Operações com Drex são mais rápidas que o normal por conta da programabilidade em blockchain

Plataforma Drex usa Hyperldeger Besu.

As primeiras operações de compra e venda de Títulos Públicos Federais fictícios (TPFfs) na plataforma do Drex foram mais rápidas do que o normal por conta da programabilidade, de acordo com o banco Inter e o BV. Portanto, vantagens apontadas como características da tecnologia blockchain estão aparecendo no piloto que o Banco Central (BC) está conduzindo com instituições financeiras e empresas usando a Hyperledger Besu.

Na segunda-feira passada (11), o BC transferiu os primeiros TPFt para as contas dos participantes que já estão na rede, ou seja, que já subiram nó na plataforma Drex. Nesta primeira fase, o regulador está testando o protocolo de entrega contra pagamento (DvP). Assim, bancos como o Inter, o BV, o Banco do Brasil e as cooperativas Sicoob, Sicredi, Ailos, Cresol e Unicred fizeram os testes.
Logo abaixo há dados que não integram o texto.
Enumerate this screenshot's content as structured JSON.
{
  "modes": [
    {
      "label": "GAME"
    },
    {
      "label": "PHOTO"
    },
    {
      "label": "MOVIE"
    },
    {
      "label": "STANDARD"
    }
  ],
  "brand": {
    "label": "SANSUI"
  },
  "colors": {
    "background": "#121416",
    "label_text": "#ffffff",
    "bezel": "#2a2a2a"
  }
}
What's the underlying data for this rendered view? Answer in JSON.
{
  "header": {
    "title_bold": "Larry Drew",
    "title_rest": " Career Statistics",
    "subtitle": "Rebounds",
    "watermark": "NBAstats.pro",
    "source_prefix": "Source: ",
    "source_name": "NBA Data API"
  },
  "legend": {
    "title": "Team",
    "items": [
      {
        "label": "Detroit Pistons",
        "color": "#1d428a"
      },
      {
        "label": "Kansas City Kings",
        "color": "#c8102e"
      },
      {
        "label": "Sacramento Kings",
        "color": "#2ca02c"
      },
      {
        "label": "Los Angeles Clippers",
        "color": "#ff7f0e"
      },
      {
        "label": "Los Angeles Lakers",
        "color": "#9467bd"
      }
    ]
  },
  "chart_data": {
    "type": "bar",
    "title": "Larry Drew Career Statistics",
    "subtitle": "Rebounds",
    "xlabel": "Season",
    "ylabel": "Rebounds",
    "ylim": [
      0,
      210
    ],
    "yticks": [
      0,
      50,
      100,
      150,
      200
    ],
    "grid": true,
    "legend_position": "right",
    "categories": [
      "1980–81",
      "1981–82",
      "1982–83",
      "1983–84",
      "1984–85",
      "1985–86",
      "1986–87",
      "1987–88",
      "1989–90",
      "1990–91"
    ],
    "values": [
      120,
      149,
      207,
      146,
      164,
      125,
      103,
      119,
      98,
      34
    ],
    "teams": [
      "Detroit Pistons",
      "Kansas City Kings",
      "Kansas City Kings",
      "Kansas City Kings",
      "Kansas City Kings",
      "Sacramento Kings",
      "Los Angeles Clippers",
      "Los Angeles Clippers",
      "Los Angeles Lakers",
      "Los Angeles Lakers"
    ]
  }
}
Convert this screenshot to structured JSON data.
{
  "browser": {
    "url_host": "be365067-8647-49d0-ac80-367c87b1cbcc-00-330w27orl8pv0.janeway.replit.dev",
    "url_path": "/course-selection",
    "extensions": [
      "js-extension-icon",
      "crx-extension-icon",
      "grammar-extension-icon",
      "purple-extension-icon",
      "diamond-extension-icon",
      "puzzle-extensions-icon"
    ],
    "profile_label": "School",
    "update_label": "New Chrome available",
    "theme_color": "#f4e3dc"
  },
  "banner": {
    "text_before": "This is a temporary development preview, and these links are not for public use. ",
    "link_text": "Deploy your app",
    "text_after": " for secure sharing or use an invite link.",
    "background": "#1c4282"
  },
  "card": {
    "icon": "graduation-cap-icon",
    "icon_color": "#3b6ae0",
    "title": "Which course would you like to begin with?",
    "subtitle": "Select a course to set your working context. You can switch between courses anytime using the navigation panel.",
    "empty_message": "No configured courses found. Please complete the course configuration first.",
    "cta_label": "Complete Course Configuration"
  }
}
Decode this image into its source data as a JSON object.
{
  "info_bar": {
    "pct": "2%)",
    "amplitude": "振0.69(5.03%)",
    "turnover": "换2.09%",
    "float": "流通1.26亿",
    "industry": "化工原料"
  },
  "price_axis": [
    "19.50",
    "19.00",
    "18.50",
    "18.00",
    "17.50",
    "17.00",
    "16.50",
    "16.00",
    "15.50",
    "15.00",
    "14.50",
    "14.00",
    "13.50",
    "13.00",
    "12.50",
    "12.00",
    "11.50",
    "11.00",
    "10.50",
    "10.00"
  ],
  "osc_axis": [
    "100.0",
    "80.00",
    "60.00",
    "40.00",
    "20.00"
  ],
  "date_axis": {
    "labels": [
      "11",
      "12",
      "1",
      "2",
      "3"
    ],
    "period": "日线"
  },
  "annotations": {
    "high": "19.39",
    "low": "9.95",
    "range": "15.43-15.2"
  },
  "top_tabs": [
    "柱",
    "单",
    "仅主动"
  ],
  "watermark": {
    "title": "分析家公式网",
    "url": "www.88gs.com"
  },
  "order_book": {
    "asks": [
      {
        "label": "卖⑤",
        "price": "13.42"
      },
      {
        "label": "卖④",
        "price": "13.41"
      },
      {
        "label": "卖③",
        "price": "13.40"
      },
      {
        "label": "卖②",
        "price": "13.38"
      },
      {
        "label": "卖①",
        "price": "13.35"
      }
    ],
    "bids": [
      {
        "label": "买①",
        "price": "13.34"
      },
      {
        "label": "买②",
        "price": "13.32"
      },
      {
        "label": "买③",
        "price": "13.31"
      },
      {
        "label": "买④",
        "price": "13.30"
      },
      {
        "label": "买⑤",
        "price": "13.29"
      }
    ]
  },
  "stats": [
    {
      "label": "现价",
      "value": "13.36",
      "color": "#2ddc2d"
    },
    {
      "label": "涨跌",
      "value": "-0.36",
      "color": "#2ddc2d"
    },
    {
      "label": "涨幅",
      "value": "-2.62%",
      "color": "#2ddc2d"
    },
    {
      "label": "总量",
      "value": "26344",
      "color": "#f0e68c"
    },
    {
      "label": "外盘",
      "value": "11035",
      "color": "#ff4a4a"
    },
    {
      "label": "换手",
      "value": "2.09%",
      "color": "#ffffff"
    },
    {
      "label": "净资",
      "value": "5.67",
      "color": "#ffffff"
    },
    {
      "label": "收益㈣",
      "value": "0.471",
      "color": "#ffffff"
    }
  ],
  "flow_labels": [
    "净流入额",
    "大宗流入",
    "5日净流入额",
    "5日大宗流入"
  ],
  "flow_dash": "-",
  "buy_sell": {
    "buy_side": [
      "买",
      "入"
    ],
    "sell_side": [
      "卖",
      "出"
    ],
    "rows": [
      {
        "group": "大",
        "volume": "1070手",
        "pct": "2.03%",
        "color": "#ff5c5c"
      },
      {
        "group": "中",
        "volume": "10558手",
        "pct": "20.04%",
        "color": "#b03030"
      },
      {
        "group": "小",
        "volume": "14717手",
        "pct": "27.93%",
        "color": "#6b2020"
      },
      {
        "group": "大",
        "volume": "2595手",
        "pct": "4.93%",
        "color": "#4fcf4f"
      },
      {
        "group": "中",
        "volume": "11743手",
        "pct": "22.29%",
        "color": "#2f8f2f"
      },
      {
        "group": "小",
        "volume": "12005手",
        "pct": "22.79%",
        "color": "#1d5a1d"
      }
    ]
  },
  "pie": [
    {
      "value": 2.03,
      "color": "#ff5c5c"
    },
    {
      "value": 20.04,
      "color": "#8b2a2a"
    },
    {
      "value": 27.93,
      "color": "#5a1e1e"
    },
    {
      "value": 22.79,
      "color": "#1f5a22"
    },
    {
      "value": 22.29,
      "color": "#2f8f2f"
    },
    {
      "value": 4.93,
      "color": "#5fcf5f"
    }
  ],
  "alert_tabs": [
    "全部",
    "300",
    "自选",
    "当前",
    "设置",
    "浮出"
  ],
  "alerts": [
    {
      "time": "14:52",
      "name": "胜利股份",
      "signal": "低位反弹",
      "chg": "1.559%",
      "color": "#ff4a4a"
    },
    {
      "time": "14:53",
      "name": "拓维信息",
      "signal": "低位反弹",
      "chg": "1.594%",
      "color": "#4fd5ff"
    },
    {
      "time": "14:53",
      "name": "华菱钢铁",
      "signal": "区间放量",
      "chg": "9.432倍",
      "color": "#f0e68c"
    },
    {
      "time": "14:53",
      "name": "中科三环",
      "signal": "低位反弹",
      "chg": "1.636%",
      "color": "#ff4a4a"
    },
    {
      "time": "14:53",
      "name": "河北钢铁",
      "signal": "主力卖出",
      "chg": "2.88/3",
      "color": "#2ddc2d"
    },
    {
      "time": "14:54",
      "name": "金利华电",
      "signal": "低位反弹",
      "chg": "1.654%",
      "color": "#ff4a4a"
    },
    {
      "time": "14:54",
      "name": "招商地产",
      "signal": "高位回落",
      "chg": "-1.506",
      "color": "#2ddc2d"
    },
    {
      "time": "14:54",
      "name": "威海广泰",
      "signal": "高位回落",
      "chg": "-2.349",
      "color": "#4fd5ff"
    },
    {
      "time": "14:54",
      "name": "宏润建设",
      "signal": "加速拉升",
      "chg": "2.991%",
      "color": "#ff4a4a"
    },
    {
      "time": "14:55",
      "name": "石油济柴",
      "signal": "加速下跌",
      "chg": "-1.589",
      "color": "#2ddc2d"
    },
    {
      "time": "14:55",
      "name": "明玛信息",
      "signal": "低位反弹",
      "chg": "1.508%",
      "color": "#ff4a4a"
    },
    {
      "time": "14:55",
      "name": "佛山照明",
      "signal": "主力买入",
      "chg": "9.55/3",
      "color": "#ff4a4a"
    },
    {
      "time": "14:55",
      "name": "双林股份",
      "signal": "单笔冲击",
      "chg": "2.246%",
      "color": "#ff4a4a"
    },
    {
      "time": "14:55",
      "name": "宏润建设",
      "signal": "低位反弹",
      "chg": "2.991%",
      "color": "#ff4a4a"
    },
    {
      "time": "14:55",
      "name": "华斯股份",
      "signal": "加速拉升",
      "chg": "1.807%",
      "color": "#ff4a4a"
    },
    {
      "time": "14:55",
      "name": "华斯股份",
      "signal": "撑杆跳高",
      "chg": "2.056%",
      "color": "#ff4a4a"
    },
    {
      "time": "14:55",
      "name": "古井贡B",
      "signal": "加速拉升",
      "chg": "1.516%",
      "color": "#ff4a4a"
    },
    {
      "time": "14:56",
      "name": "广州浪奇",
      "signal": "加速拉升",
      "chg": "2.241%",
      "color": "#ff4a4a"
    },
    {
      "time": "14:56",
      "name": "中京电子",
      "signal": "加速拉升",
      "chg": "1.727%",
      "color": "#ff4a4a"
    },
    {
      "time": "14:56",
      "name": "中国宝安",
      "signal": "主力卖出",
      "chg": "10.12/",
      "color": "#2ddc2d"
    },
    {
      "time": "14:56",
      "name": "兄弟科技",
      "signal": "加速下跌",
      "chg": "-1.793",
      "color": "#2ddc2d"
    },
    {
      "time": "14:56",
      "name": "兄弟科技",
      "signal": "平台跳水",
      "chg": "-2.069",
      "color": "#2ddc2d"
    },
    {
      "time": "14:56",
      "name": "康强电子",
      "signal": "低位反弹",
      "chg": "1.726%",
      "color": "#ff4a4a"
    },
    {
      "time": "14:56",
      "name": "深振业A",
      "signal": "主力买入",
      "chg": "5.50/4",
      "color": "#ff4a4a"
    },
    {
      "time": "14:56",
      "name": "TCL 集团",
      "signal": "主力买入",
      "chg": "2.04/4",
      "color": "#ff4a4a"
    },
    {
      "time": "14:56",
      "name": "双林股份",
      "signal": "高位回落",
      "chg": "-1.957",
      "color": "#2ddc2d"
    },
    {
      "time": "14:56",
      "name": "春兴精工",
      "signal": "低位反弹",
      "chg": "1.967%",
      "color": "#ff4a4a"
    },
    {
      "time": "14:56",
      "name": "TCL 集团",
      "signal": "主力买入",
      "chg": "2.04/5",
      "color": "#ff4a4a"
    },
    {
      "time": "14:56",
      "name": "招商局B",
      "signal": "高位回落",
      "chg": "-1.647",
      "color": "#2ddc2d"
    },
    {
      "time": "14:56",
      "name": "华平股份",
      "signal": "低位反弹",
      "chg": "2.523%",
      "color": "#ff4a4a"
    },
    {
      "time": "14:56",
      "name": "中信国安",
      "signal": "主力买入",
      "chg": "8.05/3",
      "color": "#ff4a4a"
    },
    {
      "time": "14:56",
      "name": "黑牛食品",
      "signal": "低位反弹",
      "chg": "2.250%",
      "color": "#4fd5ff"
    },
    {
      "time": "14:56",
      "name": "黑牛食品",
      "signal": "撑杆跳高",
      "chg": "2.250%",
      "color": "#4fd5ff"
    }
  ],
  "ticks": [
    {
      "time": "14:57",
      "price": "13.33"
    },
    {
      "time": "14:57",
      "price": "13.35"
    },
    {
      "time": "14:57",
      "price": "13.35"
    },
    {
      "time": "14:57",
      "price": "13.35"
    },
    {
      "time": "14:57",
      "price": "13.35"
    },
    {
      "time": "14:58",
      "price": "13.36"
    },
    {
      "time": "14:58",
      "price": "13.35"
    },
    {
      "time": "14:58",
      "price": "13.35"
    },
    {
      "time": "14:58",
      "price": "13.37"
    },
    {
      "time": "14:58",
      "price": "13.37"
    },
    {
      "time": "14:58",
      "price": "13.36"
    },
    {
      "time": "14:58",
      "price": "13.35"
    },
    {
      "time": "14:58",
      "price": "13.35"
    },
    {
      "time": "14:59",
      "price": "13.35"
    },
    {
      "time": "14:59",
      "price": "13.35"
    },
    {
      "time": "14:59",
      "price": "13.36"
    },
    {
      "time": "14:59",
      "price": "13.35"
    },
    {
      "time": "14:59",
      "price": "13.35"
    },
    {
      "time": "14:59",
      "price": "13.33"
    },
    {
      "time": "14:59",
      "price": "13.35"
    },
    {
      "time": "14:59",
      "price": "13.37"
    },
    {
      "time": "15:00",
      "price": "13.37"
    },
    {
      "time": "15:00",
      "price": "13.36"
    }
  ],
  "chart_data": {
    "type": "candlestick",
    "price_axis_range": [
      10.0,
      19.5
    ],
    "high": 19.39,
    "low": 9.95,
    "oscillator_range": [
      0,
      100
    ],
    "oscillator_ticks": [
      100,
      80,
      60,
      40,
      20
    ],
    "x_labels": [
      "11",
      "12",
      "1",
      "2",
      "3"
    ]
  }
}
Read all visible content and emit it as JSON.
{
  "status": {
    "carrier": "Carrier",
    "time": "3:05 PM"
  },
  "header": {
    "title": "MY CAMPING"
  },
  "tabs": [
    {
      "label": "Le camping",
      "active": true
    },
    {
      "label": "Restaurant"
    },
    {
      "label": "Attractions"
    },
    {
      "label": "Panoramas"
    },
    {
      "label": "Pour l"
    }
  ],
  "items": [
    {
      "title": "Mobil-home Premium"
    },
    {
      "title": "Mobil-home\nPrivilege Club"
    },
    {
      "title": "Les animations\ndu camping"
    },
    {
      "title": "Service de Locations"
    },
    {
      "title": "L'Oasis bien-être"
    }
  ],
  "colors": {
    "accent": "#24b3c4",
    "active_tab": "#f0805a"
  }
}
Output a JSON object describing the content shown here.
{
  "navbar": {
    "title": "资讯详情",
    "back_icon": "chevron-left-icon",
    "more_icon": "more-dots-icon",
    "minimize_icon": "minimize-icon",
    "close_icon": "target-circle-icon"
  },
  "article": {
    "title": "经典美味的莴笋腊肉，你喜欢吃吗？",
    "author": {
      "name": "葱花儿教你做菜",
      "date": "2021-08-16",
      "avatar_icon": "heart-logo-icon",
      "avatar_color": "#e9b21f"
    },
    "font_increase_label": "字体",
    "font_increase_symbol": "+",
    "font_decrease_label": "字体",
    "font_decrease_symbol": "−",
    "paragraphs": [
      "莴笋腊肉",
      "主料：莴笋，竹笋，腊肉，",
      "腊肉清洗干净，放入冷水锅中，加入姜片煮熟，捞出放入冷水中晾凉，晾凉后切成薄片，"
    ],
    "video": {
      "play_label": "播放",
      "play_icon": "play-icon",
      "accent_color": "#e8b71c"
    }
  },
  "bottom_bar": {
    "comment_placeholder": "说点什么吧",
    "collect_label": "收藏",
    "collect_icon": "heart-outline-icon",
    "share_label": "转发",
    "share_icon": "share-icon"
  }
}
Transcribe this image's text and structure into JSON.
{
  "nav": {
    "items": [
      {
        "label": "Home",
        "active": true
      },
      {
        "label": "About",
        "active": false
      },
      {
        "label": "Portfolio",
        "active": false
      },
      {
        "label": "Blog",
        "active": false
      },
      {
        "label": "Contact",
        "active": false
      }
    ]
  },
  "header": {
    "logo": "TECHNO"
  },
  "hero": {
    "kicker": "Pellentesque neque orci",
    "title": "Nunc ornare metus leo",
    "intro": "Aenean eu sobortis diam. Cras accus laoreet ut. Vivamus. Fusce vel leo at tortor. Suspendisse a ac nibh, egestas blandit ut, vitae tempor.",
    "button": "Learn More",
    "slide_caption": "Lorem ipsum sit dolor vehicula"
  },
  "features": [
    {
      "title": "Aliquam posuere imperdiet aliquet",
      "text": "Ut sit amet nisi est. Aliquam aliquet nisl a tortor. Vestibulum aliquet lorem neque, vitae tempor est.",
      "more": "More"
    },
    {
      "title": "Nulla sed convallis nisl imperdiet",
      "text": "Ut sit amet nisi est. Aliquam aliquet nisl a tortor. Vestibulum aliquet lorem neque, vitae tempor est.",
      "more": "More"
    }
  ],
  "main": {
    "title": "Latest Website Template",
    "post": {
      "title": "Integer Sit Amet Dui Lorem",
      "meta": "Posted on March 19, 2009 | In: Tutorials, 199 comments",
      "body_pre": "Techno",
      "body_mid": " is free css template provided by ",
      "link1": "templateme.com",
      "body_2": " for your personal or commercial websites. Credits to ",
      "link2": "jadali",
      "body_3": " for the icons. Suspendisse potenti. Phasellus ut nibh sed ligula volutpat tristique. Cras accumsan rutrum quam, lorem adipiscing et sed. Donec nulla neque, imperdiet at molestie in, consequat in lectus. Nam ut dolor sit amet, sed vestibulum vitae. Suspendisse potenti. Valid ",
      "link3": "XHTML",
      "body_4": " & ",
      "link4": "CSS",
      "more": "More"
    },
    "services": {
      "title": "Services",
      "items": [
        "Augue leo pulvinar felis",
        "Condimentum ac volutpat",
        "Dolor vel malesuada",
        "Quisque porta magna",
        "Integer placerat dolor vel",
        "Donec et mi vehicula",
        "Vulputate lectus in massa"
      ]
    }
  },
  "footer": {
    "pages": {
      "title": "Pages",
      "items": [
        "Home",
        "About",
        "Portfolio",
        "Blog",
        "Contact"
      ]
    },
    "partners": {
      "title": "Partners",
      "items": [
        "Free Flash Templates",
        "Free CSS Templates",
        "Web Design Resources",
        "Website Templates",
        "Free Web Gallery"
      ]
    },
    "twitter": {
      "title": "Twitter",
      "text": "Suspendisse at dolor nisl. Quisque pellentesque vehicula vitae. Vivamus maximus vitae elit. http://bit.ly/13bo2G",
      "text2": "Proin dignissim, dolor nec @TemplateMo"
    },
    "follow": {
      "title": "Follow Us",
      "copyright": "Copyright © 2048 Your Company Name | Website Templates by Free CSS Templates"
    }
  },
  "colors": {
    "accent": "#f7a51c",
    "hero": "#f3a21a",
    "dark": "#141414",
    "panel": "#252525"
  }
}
De acordo com Bruno Grossi, Gerente Sênior de Tecnologia do Banco Inter, na operação com o BV com os TPFf houve a transferência de 10 Letras do Tesouro Nacional (LTNs) e 20 Letras Financeiras do Tesouro (LFTs). “A maior dificuldade é entender os passos necessários para que a transferência aconteça, visto que é necessário autorizar alguns contratos (inteligentes) a operarem com a reserva do banco para que a operação de compra e venda aconteça. Uma vez entendido, é muito fácil enviar o comando de venda e executar a compra”, afirmou ao Blocknews.

A operações, que aconteceram nesta sexta-feira (15), foram de compra e venda entre os bancos. Um leilão de TPFf deve acontecer em breve, completou Grossi. As transações “mostram que é possível fazer uma compra e venda de ativos entre bancos de forma rápida, simples e programática”, completou. Além disso, o uso de contratos inteligentes permitiu maior rapidez nas transações.

“Estamos em contato com todos os participantes (do piloto), fazendo operações com diversos deles para entender e exercitar os fluxos propostos pelo Banco Central, enquanto trocamos experiências”, afirmou Grossi. Mesmo antes de receberem os TPFf, os bancos que subiram nó já estavam realizando operações para testar a plataforma. 

João Gianvecchio, líder de Digital Assets do banco BV, disse que este terceiro fluxo do piloto do real digital “é o mais importante, pois testa a programabilidade, capacidade essencial do que se espera do Drex”. Segundo ele, o BV estava explorando esse ponto antes do piloto por meio de operações como a “tokenização de recebíveis e o primeiro toke não-fungível (NFT) com intuitos ESG (Ambiental, Social e de Governança) do Brasil”. A instituição tem como parceiros a Parfin, a Accenture e usa nuvem do Google.

O Banco do Brasil fez a primeira negociação de (TPFt) na rede piloto do Drex na quarta-feira (14). A transação ocorreu em conjunto com o consórcio de cooperativas financeiras formado por Sicoob, Sicredi, Ailos, Cresol e Unicred. Nesse caso, primeiro o BB vendeu LFT para o consórcio de cooperativas e depois o consórcio vendeu LTN para o BB.

“O BB e cooperativas também fizeram a primeira transação de transferência de Drex tokenizado entre clientes na rede. Os tokens saíram da carteira de um cliente do consórcio e foram sensibilizados na carteira de um cliente BB. Depois, o movimento inverso também aconteceu”, disse o banco num comunicado.

O Banco do Brasil subiu nó validador na rede do Drex no dia 1 de agosto. No dia 17 de agosto, as primeiras operações Drex da rede foram registrados na carteira do BB. Além disso, fez os primeiros testes entre bancos públicos com a Caixa entre 30 e 31 de agosto. E, depois, em 1 de setembro, BB e BV enviaram e receberam Drex através da rede. Assim, o BB diz que está antecipando testes que ocorreriam apenas em dezembro em todo o sistema.

“O Drex é mais uma iniciativa de sucesso, em que teremos a possibilidade de melhorar serviços bancários com a adoção da tecnologia blockchain e a tokenização”, diz Tarciana Medeiros, presidenta do BB. Segundo as cooperativas, a parceria que envolve o blockchain surgiu há pelo menos seis anos com o BB. Isso criou “uma via de mão dupla para testes e troca de informações, porque a cooperação se mostrou a melhor maneira de implementar as novas tecnologias disponíveis”, afirmaram. O BB diz que testa internamente blockchain desde 2015.